Bandiera dei popoli indigeni australiani: Il nero simboleggia il colore della pelle, il rosso il colore della terra su cui camminano ed il cerchio giallo rappresenta il sole. Aumentare la rappresentanza politica passa anche dalla lingua, per una integrazione volontaria piuttosto che una costrizione verso l’omologazione con la cultura dominante

 

In linguistica, il creolo, infatti, è una lingua che si è stabilizzata nel corso delle nuove generazioni e che si è evoluta a partire da un “pidgin”, ovvero un sistema di comunicazione molto semplificato, di derivazione multi-linguistica, che si è instaurato in seguito a dei contesti che distribuiscono il potere in mano ad una popolazione a scapito delle altre con cui è in contatto.

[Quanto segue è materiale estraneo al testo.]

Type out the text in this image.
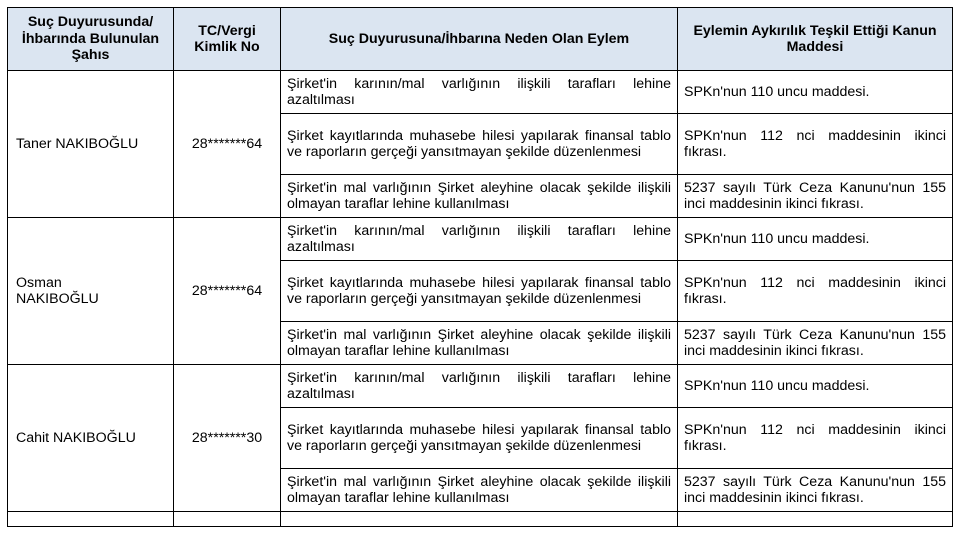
Suç Duyurusunda/ İhbarında Bulunulan Şahıs	TC/Vergi Kimlik No	Suç Duyurusuna/İhbarına Neden Olan Eylem	Eylemin Aykırılık Teşkil Ettiği Kanun Maddesi
Taner NAKIBOĞLU	28*******64	Şirket'in karının/mal varlığının ilişkili tarafları lehine azaltılması	SPKn'nun 110 uncu maddesi.
		Şirket kayıtlarında muhasebe hilesi yapılarak finansal tablo ve raporların gerçeği yansıtmayan şekilde düzenlenmesi	SPKn'nun 112 nci maddesinin ikinci fıkrası.
		Şirket'in mal varlığının Şirket aleyhine olacak şekilde ilişkili olmayan taraflar lehine kullanılması	5237 sayılı Türk Ceza Kanunu'nun 155 inci maddesinin ikinci fıkrası.
Osman NAKIBOĞLU	28*******64	Şirket'in karının/mal varlığının ilişkili tarafları lehine azaltılması	SPKn'nun 110 uncu maddesi.
		Şirket kayıtlarında muhasebe hilesi yapılarak finansal tablo ve raporların gerçeği yansıtmayan şekilde düzenlenmesi	SPKn'nun 112 nci maddesinin ikinci fıkrası.
		Şirket'in mal varlığının Şirket aleyhine olacak şekilde ilişkili olmayan taraflar lehine kullanılması	5237 sayılı Türk Ceza Kanunu'nun 155 inci maddesinin ikinci fıkrası.
Cahit NAKIBOĞLU	28*******30	Şirket'in karının/mal varlığının ilişkili tarafları lehine azaltılması	SPKn'nun 110 uncu maddesi.
		Şirket kayıtlarında muhasebe hilesi yapılarak finansal tablo ve raporların gerçeği yansıtmayan şekilde düzenlenmesi	SPKn'nun 112 nci maddesinin ikinci fıkrası.
		Şirket'in mal varlığının Şirket aleyhine olacak şekilde ilişkili olmayan taraflar lehine kullanılması	5237 sayılı Türk Ceza Kanunu'nun 155 inci maddesinin ikinci fıkrası.
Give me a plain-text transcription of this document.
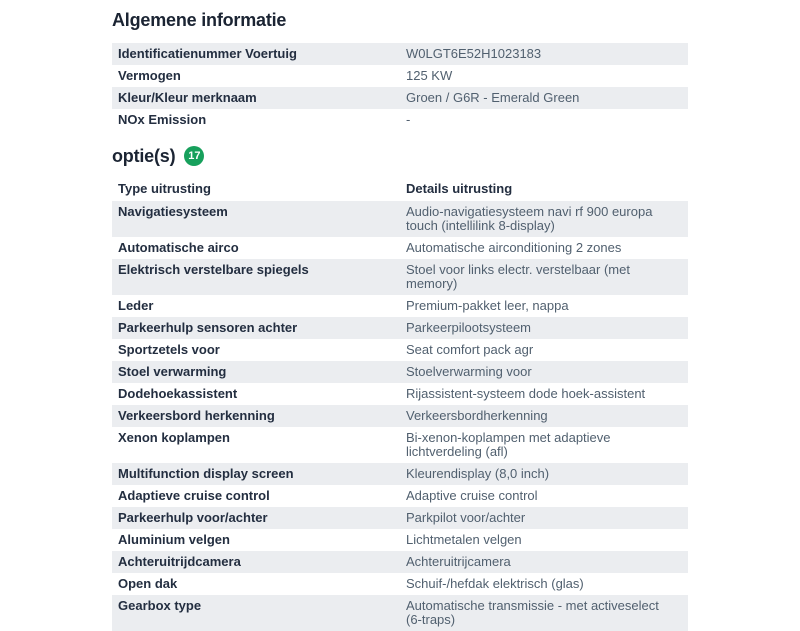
Algemene informatie
Identificatienummer Voertuig	W0LGT6E52H1023183
Vermogen	125 KW
Kleur/Kleur merknaam	Groen / G6R - Emerald Green
NOx Emission	-
optie(s) 17
Type uitrusting	Details uitrusting
Navigatiesysteem	Audio-navigatiesysteem navi rf 900 europa touch (intellilink 8-display)
Automatische airco	Automatische airconditioning 2 zones
Elektrisch verstelbare spiegels	Stoel voor links electr. verstelbaar (met memory)
Leder	Premium-pakket leer, nappa
Parkeerhulp sensoren achter	Parkeerpilootsysteem
Sportzetels voor	Seat comfort pack agr
Stoel verwarming	Stoelverwarming voor
Dodehoekassistent	Rijassistent-systeem dode hoek-assistent
Verkeersbord herkenning	Verkeersbordherkenning
Xenon koplampen	Bi-xenon-koplampen met adaptieve lichtverdeling (afl)
Multifunction display screen	Kleurendisplay (8,0 inch)
Adaptieve cruise control	Adaptive cruise control
Parkeerhulp voor/achter	Parkpilot voor/achter
Aluminium velgen	Lichtmetalen velgen
Achteruitrijdcamera	Achteruitrijcamera
Open dak	Schuif-/hefdak elektrisch (glas)
Gearbox type	Automatische transmissie - met activeselect (6-traps)
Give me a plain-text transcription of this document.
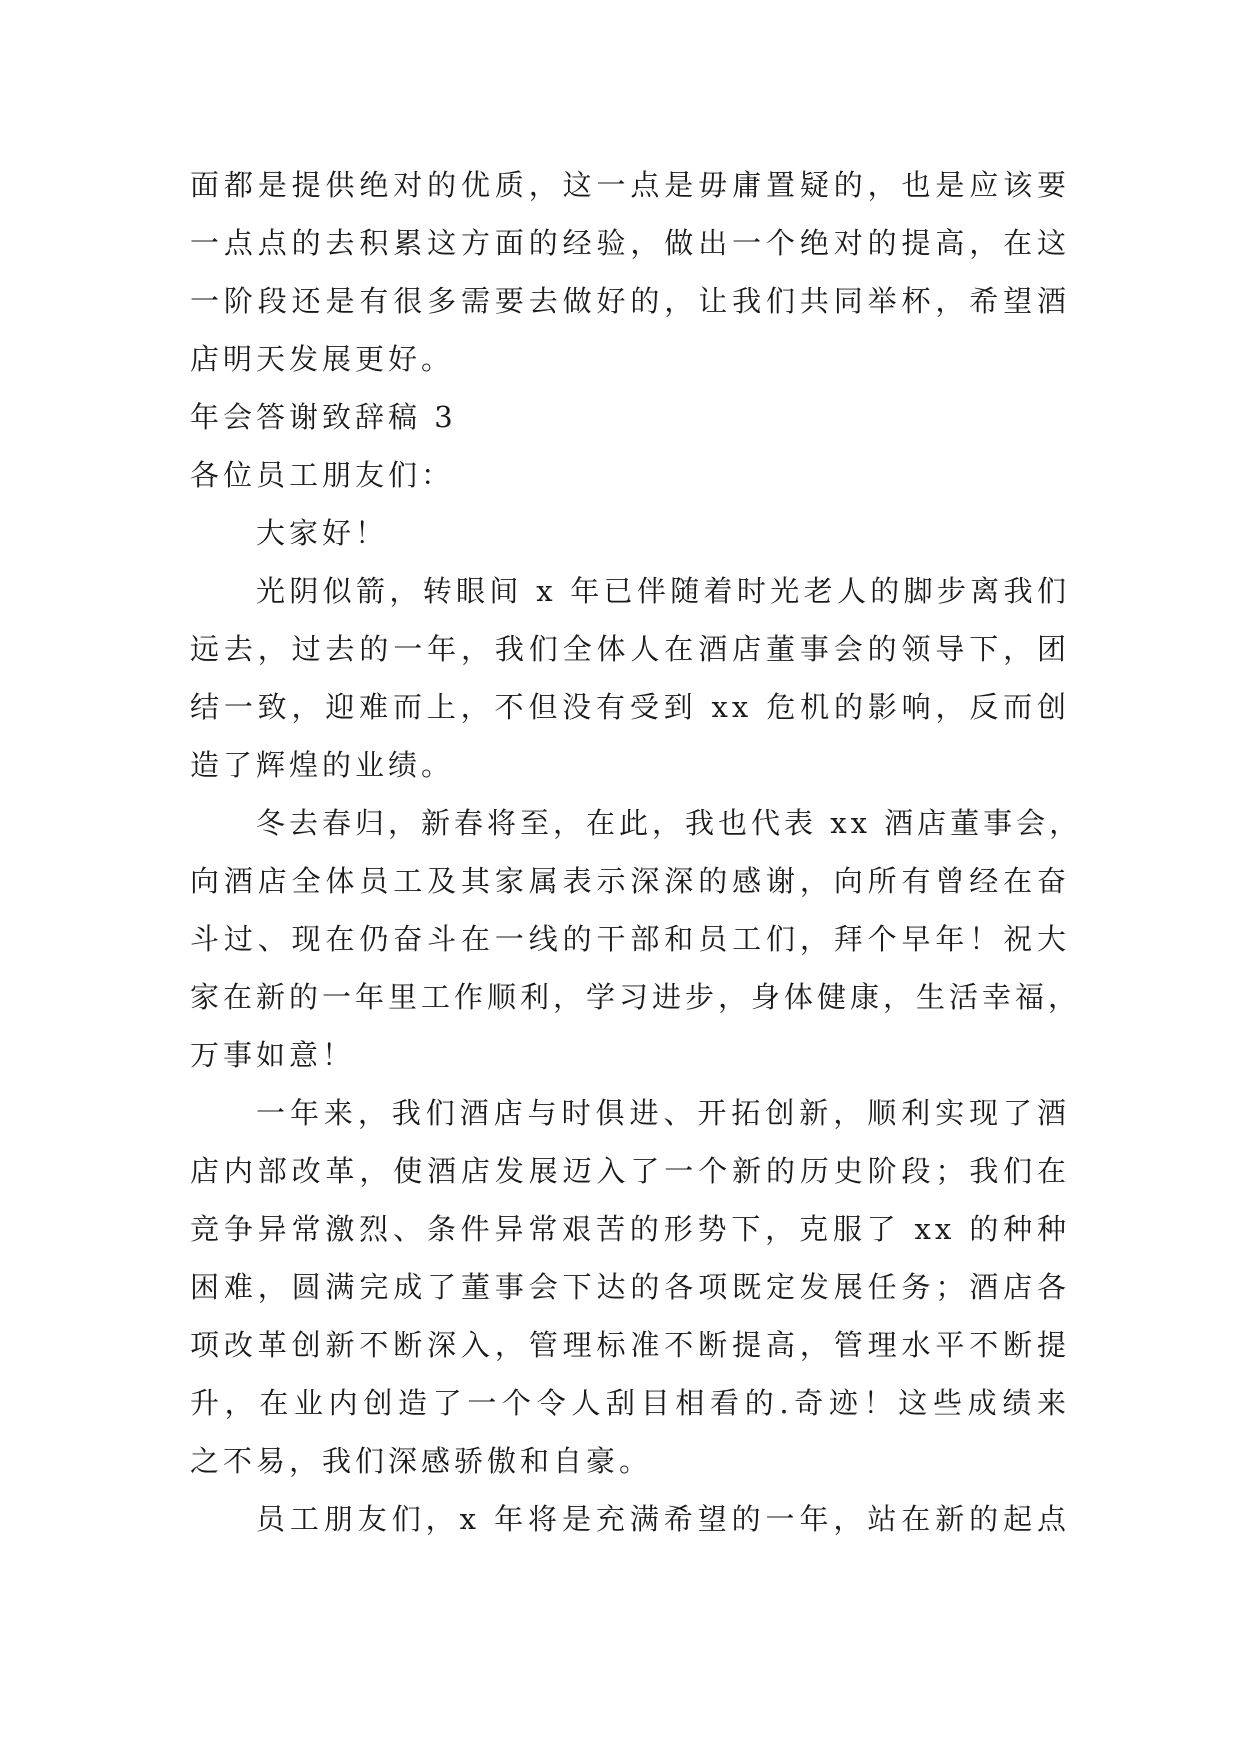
面都是提供绝对的优质，这一点是毋庸置疑的，也是应该要
一点点的去积累这方面的经验，做出一个绝对的提高，在这
一阶段还是有很多需要去做好的，让我们共同举杯，希望酒
店明天发展更好。
年会答谢致辞稿 3
各位员工朋友们：
大家好！
光阴似箭，转眼间 x 年已伴随着时光老人的脚步离我们
远去，过去的一年，我们全体人在酒店董事会的领导下，团
结一致，迎难而上，不但没有受到 xx 危机的影响，反而创
造了辉煌的业绩。
冬去春归，新春将至，在此，我也代表 xx 酒店董事会，
向酒店全体员工及其家属表示深深的感谢，向所有曾经在奋
斗过、现在仍奋斗在一线的干部和员工们，拜个早年！祝大
家在新的一年里工作顺利，学习进步，身体健康，生活幸福，
万事如意！
一年来，我们酒店与时俱进、开拓创新，顺利实现了酒
店内部改革，使酒店发展迈入了一个新的历史阶段；我们在
竞争异常激烈、条件异常艰苦的形势下，克服了 xx 的种种
困难，圆满完成了董事会下达的各项既定发展任务；酒店各
项改革创新不断深入，管理标准不断提高，管理水平不断提
升，在业内创造了一个令人刮目相看的.奇迹！这些成绩来
之不易，我们深感骄傲和自豪。
员工朋友们，x 年将是充满希望的一年，站在新的起点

Nella teoria linguistica si parla della “situazione del forte” e della “situazione della piantagione”: nella prima un gruppo di persone stabilisce dei legami con le comunità multilingue originarie dell’area che è stata invasa – come avvenne alla fine del XV secolo tra l’Impero portoghese e le popolazione delle regioni asiatiche, come l’India, per il monopolio delle spezie nelle tratte commerciali – mentre nella seconda un gruppo di persone preleva dalle loro aree di origine altre persone e le costringe a lavorare nelle piantagioni, schiavizzandole, senza che vi sia una lingua ad accomunarle – è così che l’Impero britannico conquistò la Giamaica e vi portò a lavorare gli schiavi provenienti dall’Africa occidentale.

Le lingue creole resistono ancora oggi, come quelle a base portoghese che si parlano in India e Sri Lanka o quella a base inglese che si parla in Giamaica. È facile intuire, adesso, che ogni lingua ha una sfumatura politica che racconta il nostro passato, più spesso i nostri errori.